Notes on the Atrocities
Like a 100-watt radio station, broadcasting to the dozens...


Wednesday, November 26, 2003  

All right, I'm a dirty, rotten liar. Not only did I not manage to stay away from politics, but here I am posting again. It began innocently: I just stopped by Site Meter to see what the hits were looking like (I don't know about other bloggers, but I'm drawn irresistably to see who's coming by the blog), and then I noticed a fair amount of traffic from Nathan Newman's site. Another innocent click (I'm on the slippery slope now) and I see that he's posted a response to my response to his post yesterday. (Clear?) So here we are.

Emma joins in disputing the idea that the Medicare bill is anything good for progressives, citing the popular E.J. Dionne essay a lot of folks are linking to. She sees the loss on the bill as being "about kicking the prone body of the Democrats in the head."

...As for the politics, passing a shitty bill is worse for the GOP than if the Dems had defeated it. If the Dems had defeated it, Bush could have said, "Well, I tried to fulfill my promise to give seniors a drug benefit, but the obstructions Dems stopped me." Now, Bush has full responsibility for the details of the bill and seniors won't be happy. They'll recognize that the trillions of dollars in tax cuts meant they only had this pathetic benefit available.

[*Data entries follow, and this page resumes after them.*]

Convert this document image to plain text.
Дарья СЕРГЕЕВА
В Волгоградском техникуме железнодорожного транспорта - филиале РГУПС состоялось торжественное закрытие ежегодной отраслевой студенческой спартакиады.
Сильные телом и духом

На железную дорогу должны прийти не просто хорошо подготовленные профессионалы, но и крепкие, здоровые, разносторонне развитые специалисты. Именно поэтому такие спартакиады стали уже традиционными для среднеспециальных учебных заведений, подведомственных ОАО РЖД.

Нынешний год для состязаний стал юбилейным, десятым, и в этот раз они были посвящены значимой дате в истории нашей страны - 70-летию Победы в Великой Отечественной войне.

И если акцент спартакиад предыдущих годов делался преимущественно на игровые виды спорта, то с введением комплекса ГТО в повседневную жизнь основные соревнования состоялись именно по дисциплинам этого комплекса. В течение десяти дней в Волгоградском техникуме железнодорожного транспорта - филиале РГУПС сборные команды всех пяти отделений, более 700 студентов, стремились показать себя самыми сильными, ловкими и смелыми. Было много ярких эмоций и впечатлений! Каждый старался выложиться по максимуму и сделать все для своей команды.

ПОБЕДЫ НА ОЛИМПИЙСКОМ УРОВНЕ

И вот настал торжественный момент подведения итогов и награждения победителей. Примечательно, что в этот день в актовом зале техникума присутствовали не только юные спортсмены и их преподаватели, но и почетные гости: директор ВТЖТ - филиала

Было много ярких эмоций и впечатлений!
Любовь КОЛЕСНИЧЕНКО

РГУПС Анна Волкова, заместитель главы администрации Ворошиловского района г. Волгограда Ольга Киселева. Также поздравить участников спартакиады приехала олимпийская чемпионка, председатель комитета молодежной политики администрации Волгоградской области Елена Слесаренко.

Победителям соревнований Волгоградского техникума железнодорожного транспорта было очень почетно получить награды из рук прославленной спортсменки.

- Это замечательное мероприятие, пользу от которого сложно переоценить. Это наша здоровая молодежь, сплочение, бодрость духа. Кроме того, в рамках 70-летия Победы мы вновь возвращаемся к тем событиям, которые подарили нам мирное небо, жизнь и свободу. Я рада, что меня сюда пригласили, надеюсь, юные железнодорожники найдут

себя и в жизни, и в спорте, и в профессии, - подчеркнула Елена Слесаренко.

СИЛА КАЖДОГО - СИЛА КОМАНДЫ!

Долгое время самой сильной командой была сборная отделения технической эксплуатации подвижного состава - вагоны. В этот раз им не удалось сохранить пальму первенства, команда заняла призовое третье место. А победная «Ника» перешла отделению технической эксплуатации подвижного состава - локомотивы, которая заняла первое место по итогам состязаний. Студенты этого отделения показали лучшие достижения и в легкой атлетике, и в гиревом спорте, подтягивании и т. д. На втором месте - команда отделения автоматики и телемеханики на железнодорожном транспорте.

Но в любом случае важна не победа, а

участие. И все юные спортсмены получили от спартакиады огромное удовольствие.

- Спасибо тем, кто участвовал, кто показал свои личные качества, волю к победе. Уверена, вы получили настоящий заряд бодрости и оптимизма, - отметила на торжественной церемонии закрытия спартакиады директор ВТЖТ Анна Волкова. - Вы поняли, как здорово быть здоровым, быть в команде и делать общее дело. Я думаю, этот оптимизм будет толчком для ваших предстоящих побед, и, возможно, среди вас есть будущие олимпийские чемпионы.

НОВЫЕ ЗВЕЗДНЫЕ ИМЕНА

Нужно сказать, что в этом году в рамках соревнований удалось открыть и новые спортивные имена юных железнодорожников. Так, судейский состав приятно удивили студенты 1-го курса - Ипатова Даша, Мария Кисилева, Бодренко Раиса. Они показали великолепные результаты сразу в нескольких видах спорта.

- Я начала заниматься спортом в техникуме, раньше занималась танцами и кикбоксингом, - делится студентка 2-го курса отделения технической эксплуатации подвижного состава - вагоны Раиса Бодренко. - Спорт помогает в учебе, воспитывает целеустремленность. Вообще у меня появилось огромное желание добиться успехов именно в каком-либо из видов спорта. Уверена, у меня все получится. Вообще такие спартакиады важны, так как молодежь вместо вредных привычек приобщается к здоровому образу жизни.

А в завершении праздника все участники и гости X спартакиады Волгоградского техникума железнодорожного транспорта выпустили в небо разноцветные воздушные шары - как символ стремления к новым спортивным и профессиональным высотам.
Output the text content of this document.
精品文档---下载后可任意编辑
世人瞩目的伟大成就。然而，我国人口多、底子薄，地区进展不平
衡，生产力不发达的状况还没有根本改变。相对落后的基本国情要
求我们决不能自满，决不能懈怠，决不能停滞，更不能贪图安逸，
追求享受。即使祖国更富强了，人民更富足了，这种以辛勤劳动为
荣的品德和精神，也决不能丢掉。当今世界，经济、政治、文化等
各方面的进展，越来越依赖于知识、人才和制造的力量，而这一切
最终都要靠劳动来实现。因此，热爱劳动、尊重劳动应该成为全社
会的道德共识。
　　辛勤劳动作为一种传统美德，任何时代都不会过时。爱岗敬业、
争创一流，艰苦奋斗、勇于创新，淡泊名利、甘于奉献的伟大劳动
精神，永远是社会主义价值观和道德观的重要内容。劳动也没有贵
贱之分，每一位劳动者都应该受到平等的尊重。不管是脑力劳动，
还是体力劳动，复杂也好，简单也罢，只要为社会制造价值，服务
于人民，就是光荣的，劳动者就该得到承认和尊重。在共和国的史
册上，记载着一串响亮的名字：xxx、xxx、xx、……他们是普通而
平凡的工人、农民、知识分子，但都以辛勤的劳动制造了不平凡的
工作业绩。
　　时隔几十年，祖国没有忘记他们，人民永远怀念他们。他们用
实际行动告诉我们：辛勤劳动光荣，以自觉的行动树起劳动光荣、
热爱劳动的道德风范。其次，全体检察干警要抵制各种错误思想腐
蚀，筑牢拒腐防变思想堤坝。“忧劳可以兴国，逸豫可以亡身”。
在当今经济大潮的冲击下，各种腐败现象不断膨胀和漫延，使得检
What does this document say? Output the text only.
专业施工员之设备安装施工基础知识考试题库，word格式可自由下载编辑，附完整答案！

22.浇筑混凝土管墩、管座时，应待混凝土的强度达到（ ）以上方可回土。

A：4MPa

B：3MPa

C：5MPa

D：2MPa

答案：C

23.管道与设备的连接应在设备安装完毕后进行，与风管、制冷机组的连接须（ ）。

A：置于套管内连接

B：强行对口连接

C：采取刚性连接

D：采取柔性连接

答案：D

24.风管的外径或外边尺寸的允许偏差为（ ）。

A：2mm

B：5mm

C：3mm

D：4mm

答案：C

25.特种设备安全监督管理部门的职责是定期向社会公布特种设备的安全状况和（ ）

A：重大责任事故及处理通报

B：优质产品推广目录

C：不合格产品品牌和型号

Nathan's point is perfectly reasonable, as is the analysis he links to by Liberal Oasis. But the reason I'm not ultimately convinced by it is the same reason I'm in a grim mood today--I think the rules have changed. Time and again, Republicans have shown they'll pass legislation that will damage the country and be wildly unpopular so long as it solidifies their position in power. Tax cuts that benefit their donors, regressive legislation that damages workers, the environment, and free trade but benefits PACs and corporate donors, a cynical war that plays a political role and benefits private contractors long connected to the White House (and who are, of course, donors): none of it makes sense by the old calculation of poll-based victory. But they don't care about popularity.

In every case, they go ahead with the legislation and worry about spinning it to the public later--this is effective for two reasons: 1) the scope of the deception (that is, the real reason for the action) is unthinkably large and dark for most Americans to accept, 2) the cost hasn't come due yet. In most cases, the legislation is set to phase in after the 2004 election. Political benefit now, expense later. Meanwhile, the GOP spin machine has been reasonably successful at turning say, a massive, dangerous giveaway to industrial polluters into the "Clear Skies" initiative.

So the question arises--what are they up to? And here we come to my "kicking in the head" theory. I believe the GOP, currently guided by revolutionary ideologues, is trying to turn momentary, fluctuating political advantage into permanant dominance. Their assault seeks to control the critical points of rule: the media, judiciary, campaign finance, markets, foreign policy, and federal programs (homeland security, education, medicare). At the same time, they have systematically targeted areas of opposition strength: the environment, labor, social programs, and the Democratic Party.

I was shaken by the Medicare success because it struck so deeply at the Dems and showed them to be so poorly organized. (If Nathan and the Liberal Oasis are right, that this doesn't cause retribution and in-fighting among Dems but does among the GOP, I'll eat some crow--happily.) Because of the success of the GOP spin machine, voter malaise, and the phasing of the Medicare Bill, I expect it to principally profit Republicans. They will have stolen a major issue from the Dems, managed to further gild their corporate donors' bank accounts, and paid no penalty by next November. When the bill does come due, I worry that Republicans will have successfully created such an impressive bulwark of K Street influence, corporate money, and political might that it won't matter anyway.

But of course, I'm in a grim and hopeless mood, and that's probably a good enough reason not to have blogged today. I'll cut my losses and quit babbling now.